Why Businesses Need to Start Nurturing Collective Wisdom


Why Businesses Need to Start Nurturing Collective Wisdom

 by: Marcus Goncalves

COLLECTIVE WISDOM CAN BE AN effective tool for solving the problem of knowledge deficit, or the underutilization of organizational knowledge. If you are a small, medium or large business, and you don’t have a method in place for harnessing and managing your organization’s collective knowledge, you may be losing opportunities for significant revenue enhancement. According to a study by the Delphi Group, less than 20 percent of knowledge available to an enterprise is actually used. Furthermore,

IDC predicts that Fortune 500 companies are currently operating at a $19 billion knowledge deficit, increasing to $31.5 billion by year’s end.

Such studies that quantify the value of knowledge deficit should give businesses a reason for viewing strategy meetings and other forms of brainstorm sessions (where employees across the organization are encouraged to freely share their own ideas) in a very different light. Such meetings are powerful tools in nurturing collective wisdom that transcends the corporate memory. These meetings should cover areas that are largely determined by the specific needs (gaps) of the organization and may range from developing a corporate quality mission statement to establishing practical methods for empowering employees, creating a new concept for a product or service, and so on.

The main idea is to tap into the collective knowledge of the organization as a whole (memory) and its members, inheriting the tacit knowledge that they carry with them. Unfortunately, most of the knowledge contained in an organization goes unused, and often gets lost through employee layoffs and resignations, even before it is acknowledged and captured, generating knowledge deficits (another form of gap!).

According to TMP Worldwide, it takes 1.5 times an employee’s annual salary to replace that employee. This is due to several factors, one of which is the loss of unrecorded information and data. Lost information may include internal business processes, external contacts/relationships, and proprietary data.
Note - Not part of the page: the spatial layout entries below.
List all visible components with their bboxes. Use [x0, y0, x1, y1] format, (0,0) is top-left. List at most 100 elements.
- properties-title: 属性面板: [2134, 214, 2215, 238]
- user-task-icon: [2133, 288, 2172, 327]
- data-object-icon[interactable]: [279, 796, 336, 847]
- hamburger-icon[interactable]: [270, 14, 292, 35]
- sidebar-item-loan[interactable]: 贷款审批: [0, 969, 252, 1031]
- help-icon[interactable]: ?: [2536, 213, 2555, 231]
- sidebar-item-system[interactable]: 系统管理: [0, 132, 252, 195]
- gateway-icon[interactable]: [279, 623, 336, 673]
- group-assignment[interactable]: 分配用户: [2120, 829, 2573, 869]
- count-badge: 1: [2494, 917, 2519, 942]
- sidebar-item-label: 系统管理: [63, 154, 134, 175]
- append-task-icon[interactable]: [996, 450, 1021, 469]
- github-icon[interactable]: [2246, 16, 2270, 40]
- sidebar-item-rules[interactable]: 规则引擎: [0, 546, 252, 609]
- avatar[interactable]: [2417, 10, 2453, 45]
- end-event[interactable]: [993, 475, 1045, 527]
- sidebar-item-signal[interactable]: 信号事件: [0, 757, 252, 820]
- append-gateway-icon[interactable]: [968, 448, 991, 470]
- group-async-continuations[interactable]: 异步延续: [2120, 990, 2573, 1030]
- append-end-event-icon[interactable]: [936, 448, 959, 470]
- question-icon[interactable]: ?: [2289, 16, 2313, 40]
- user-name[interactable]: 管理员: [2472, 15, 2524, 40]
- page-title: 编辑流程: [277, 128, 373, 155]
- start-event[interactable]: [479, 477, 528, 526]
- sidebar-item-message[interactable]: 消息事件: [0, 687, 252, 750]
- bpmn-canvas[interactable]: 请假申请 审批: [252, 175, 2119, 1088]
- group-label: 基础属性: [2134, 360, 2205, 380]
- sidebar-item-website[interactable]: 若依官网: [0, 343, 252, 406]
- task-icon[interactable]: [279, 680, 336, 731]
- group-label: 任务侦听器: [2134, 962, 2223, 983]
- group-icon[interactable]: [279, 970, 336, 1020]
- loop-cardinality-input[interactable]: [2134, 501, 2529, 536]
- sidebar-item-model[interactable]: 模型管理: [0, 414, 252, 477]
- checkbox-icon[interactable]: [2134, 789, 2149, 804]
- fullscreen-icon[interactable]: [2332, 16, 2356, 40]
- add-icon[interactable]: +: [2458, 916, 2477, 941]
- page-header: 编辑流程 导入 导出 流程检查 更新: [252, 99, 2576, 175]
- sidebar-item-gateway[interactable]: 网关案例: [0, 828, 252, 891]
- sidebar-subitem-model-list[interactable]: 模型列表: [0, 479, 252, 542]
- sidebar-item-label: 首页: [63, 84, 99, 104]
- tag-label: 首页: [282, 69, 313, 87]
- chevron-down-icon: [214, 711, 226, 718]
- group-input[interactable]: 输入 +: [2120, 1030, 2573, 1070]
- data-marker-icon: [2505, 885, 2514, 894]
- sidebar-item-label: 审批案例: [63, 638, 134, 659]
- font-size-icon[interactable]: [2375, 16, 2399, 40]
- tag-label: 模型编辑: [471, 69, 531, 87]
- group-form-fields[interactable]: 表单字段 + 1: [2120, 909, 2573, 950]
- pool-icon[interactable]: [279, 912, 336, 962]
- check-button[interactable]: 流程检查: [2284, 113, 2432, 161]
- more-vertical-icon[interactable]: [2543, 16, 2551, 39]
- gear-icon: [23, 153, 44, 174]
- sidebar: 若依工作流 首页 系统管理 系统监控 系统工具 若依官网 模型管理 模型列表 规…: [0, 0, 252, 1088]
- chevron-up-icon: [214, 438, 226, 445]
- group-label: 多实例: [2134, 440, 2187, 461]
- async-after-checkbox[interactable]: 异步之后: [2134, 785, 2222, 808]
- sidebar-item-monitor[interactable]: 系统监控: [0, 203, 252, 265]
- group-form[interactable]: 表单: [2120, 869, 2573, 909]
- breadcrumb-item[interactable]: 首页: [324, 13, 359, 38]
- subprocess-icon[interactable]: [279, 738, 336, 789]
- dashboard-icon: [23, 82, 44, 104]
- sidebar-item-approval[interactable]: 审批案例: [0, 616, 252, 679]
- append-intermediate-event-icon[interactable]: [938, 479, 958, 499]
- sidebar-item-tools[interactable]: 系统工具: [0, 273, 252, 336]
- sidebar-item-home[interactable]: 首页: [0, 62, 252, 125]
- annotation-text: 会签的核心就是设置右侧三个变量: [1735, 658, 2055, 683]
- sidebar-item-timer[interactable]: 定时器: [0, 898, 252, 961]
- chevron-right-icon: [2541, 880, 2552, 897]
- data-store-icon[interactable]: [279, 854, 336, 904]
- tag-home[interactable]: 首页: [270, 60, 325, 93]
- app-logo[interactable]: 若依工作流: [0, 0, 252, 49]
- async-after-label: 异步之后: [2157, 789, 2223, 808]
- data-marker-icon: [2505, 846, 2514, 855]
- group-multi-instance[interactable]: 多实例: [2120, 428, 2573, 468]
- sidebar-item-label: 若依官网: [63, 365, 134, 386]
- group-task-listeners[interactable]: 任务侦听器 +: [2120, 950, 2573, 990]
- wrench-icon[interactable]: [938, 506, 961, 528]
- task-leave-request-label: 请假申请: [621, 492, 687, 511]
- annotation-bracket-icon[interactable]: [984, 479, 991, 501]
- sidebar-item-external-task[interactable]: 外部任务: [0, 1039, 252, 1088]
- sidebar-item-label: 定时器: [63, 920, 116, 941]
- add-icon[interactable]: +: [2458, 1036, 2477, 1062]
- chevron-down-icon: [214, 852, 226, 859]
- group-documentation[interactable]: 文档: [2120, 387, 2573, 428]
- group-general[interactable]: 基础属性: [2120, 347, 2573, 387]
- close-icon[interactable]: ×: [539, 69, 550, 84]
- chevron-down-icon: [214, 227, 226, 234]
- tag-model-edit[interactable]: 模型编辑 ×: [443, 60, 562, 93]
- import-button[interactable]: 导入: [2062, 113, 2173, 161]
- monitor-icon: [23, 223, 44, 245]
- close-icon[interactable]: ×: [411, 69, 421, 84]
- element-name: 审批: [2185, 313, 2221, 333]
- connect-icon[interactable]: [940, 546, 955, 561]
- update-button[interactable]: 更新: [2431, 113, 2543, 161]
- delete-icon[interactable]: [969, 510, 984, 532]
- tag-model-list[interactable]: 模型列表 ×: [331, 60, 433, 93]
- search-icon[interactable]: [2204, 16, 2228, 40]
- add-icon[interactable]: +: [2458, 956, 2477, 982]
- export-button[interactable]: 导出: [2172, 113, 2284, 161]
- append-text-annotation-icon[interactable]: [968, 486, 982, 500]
Knowledge deficit refers not only to know-how, but to codified data as well. Knowledge deficit is caused when employees cannot access:

  • Databases

  • Documents

  • E-mail communications

  • Expertise of other employees/outside sources

  • Internet content

Therefore, as gaps are created and the organization attempts to fill them, employees should have at their disposal searching capabilities that enable them to search for codified data, as well as unrecorded tacit knowledge. Such a process fosters collective wisdom, which in turn fosters innovation, one of the prime goals in tapping into corporate instinct.

Expertise management, as Information Market accurately contends, enables the creation of knowledge superconductivity. For instance, strategy meetings can enable employees with business problems to tap into the minds of those experts who can at the very least add to their knowledge, and may even be able to solve the business problem at hand. However, these meetings should be moderated and include a variety of themes and dynamics that encourage freethinking, commitment, loyalty, and willingness to create.

Hence, these meetings play an important role in ensuring that any effort in developing new concepts, in innovation, is supported by the entire organization, top to bottom. These meetings can include topics such as:

  • Achieving unanimous agreement and commitment to a new concept from executives and senior management

  • Creating a comprehensive plan by which a new product or service concept can be implemented and become sustainable (remember, without sustainability, the new concept is only a great idea)

  • Crisis/contingency systems (dealing with major gaps in times of chaos)

  • Developing specific tactics by which new concepts and respective plans are to be realized establishing appropriate goals and benchmarks.

As well as these strategic and planning meetings, there are also some less apparent but equally important communication issues which can be addressed during the quest for collective wisdom, including:

  • Developing high-profile actions that communicate management’s commitment to change (creation of gaps) and innovation (bridging the gaps)

  • Developing ongoing means for communicating progress of the strategy meetings and developing a collective wisdom process for both internal and external customers

  • Effectively communicating the collective wisdom to managers, staff, and the entire organization as a whole.